Enhanced Offences tracking
This update tracks only the most recent time that an offense was assigned to a user along with the assignment timestamp.

QRadar (QFlow) - Autonomous System Number (ASN) information
QFlow now automatically enriches network flows with Autonomous System Number (ASN) information. The ASN field is now populated, increasing an analyst’s ability to determine the origin of IP traffic. Now, QRadar automatically performs ASN lookups, providing valuable context such as the network or ISP associated with each IP address. The feature provides the following advantages:

• Gain immediate visibility into the ownership and origin of IP traffic
• Quickly identify traffic from suspicious or high-risk networks
• Eliminate the need for manual ASN enrichment
• Enhance correlation rules and threat detection with enriched flow metadata
  This improvement helps security teams respond faster, improve triage accuracy, and align with modern SIEM expectations for enriched, actionable data.

QRadar Risk Manager (QRM) supports Check Point HTTPS integration
QRadar Risk Manager now receives firewall rule event logs directly from Check Point Security Management Servers (SMS).
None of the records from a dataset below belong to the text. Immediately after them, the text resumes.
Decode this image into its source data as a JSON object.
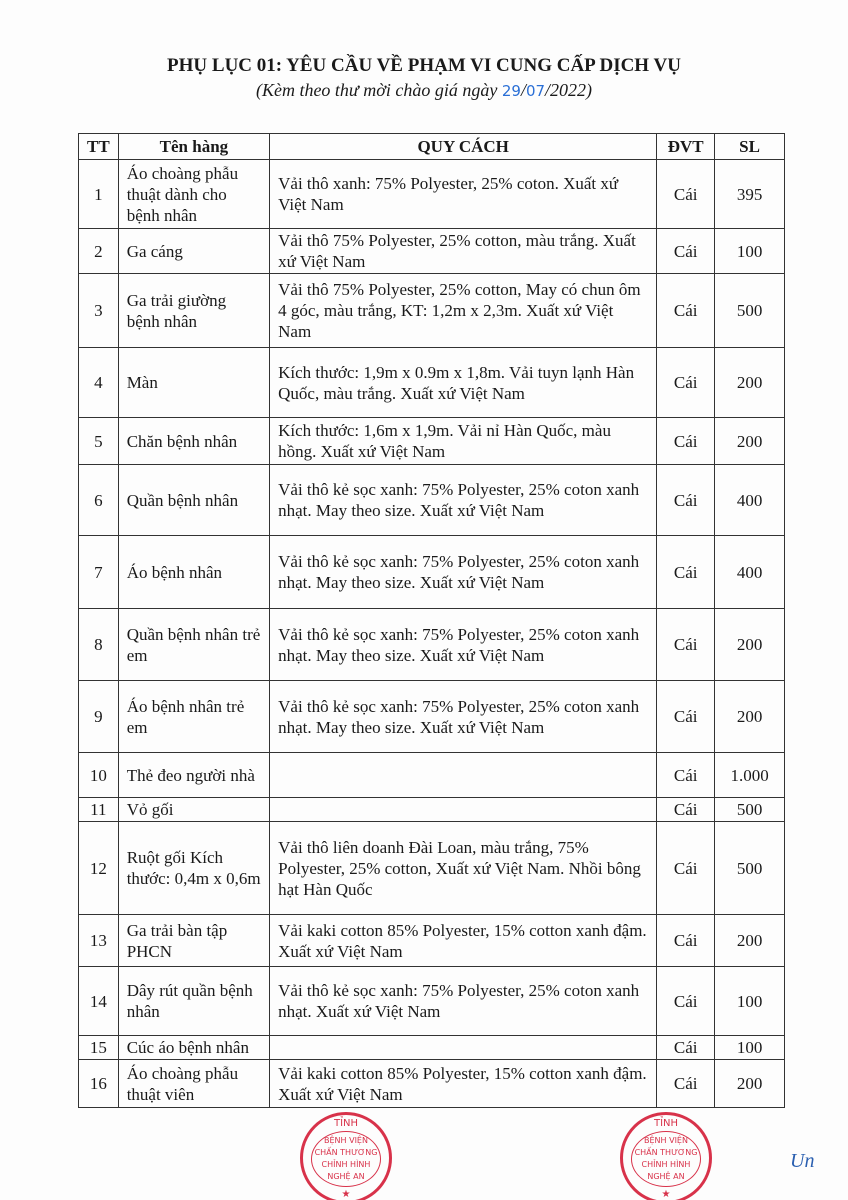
{
  "header": {
    "title": "PHỤ LỤC 01: YÊU CẦU VỀ PHẠM VI CUNG CẤP DỊCH VỤ",
    "subtitle_prefix": "(Kèm theo thư mời chào giá ngày ",
    "day": "29",
    "sep1": "/",
    "month": "07",
    "year_suffix": "/2022)"
  },
  "stamp": {
    "top": "TỈNH",
    "line1": "BỆNH VIỆN",
    "line2": "CHẤN THƯƠNG",
    "line3": "CHỈNH HÌNH",
    "line4": "NGHỆ AN",
    "star": "★"
  },
  "table": {
    "columns": [
      "TT",
      "Tên hàng",
      "QUY CÁCH",
      "ĐVT",
      "SL"
    ],
    "rows": [
      {
        "tt": "1",
        "name": "Áo choàng phẫu thuật dành cho bệnh nhân",
        "spec": "Vải thô xanh: 75% Polyester, 25% coton. Xuất xứ Việt Nam",
        "unit": "Cái",
        "qty": "395"
      },
      {
        "tt": "2",
        "name": "Ga cáng",
        "spec": "Vải thô 75% Polyester, 25% cotton, màu trắng. Xuất xứ Việt Nam",
        "unit": "Cái",
        "qty": "100"
      },
      {
        "tt": "3",
        "name": "Ga trải giường bệnh nhân",
        "spec": "Vải thô 75% Polyester, 25% cotton, May có chun ôm 4 góc, màu trắng, KT: 1,2m x 2,3m. Xuất xứ Việt Nam",
        "unit": "Cái",
        "qty": "500"
      },
      {
        "tt": "4",
        "name": "Màn",
        "spec": "Kích thước: 1,9m x 0.9m x 1,8m. Vải tuyn lạnh Hàn Quốc, màu trắng. Xuất xứ Việt Nam",
        "unit": "Cái",
        "qty": "200"
      },
      {
        "tt": "5",
        "name": "Chăn bệnh nhân",
        "spec": "Kích thước: 1,6m x 1,9m. Vải nỉ Hàn Quốc, màu hồng. Xuất xứ Việt Nam",
        "unit": "Cái",
        "qty": "200"
      },
      {
        "tt": "6",
        "name": "Quần bệnh nhân",
        "spec": "Vải thô kẻ sọc xanh: 75% Polyester, 25% coton xanh nhạt. May theo size. Xuất xứ Việt Nam",
        "unit": "Cái",
        "qty": "400"
      },
      {
        "tt": "7",
        "name": "Áo bệnh nhân",
        "spec": "Vải thô kẻ sọc xanh: 75% Polyester, 25% coton xanh nhạt. May theo size. Xuất xứ Việt Nam",
        "unit": "Cái",
        "qty": "400"
      },
      {
        "tt": "8",
        "name": "Quần bệnh nhân trẻ em",
        "spec": "Vải thô kẻ sọc xanh: 75% Polyester, 25% coton xanh nhạt. May theo size. Xuất xứ Việt Nam",
        "unit": "Cái",
        "qty": "200"
      },
      {
        "tt": "9",
        "name": "Áo bệnh nhân trẻ em",
        "spec": "Vải thô kẻ sọc xanh: 75% Polyester, 25% coton xanh nhạt. May theo size. Xuất xứ Việt Nam",
        "unit": "Cái",
        "qty": "200"
      },
      {
        "tt": "10",
        "name": "Thẻ đeo người nhà",
        "spec": "",
        "unit": "Cái",
        "qty": "1.000"
      },
      {
        "tt": "11",
        "name": "Vỏ gối",
        "spec": "",
        "unit": "Cái",
        "qty": "500"
      },
      {
        "tt": "12",
        "name": "Ruột gối Kích thước: 0,4m x 0,6m",
        "spec": "Vải thô liên doanh Đài Loan, màu trắng, 75% Polyester, 25% cotton, Xuất xứ Việt Nam. Nhồi bông hạt Hàn Quốc",
        "unit": "Cái",
        "qty": "500"
      },
      {
        "tt": "13",
        "name": "Ga trải bàn tập PHCN",
        "spec": "Vải kaki cotton 85% Polyester, 15%  cotton xanh đậm. Xuất xứ Việt Nam",
        "unit": "Cái",
        "qty": "200"
      },
      {
        "tt": "14",
        "name": "Dây rút quần bệnh nhân",
        "spec": "Vải thô kẻ sọc xanh: 75% Polyester, 25% coton xanh nhạt. Xuất xứ Việt Nam",
        "unit": "Cái",
        "qty": "100"
      },
      {
        "tt": "15",
        "name": "Cúc áo bệnh nhân",
        "spec": "",
        "unit": "Cái",
        "qty": "100"
      },
      {
        "tt": "16",
        "name": "Áo choàng  phẫu thuật viên",
        "spec": "Vải kaki cotton 85% Polyester, 15%  cotton xanh đậm. Xuất xứ Việt Nam",
        "unit": "Cái",
        "qty": "200"
      }
    ]
  },
  "signature": "Un"
}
This enhancement enables real-time monitoring of firewall rule event counts, helping customers manage and optimize the effectiveness of their firewall rule policies across all managed devices. The benefits are as follows:

• Identify most and least used Checkpoint HTTPS firewall rules
• Detect rules that might unnecessarily block network access
• Highlight frequently triggered rules that might impact performance
• View detailed rule event data for analysis
• Schedule reports to improve policy management and visibility
  This feature helps users to monitor and optimize Check Point firewall rules in real time for improved security and network efficiency.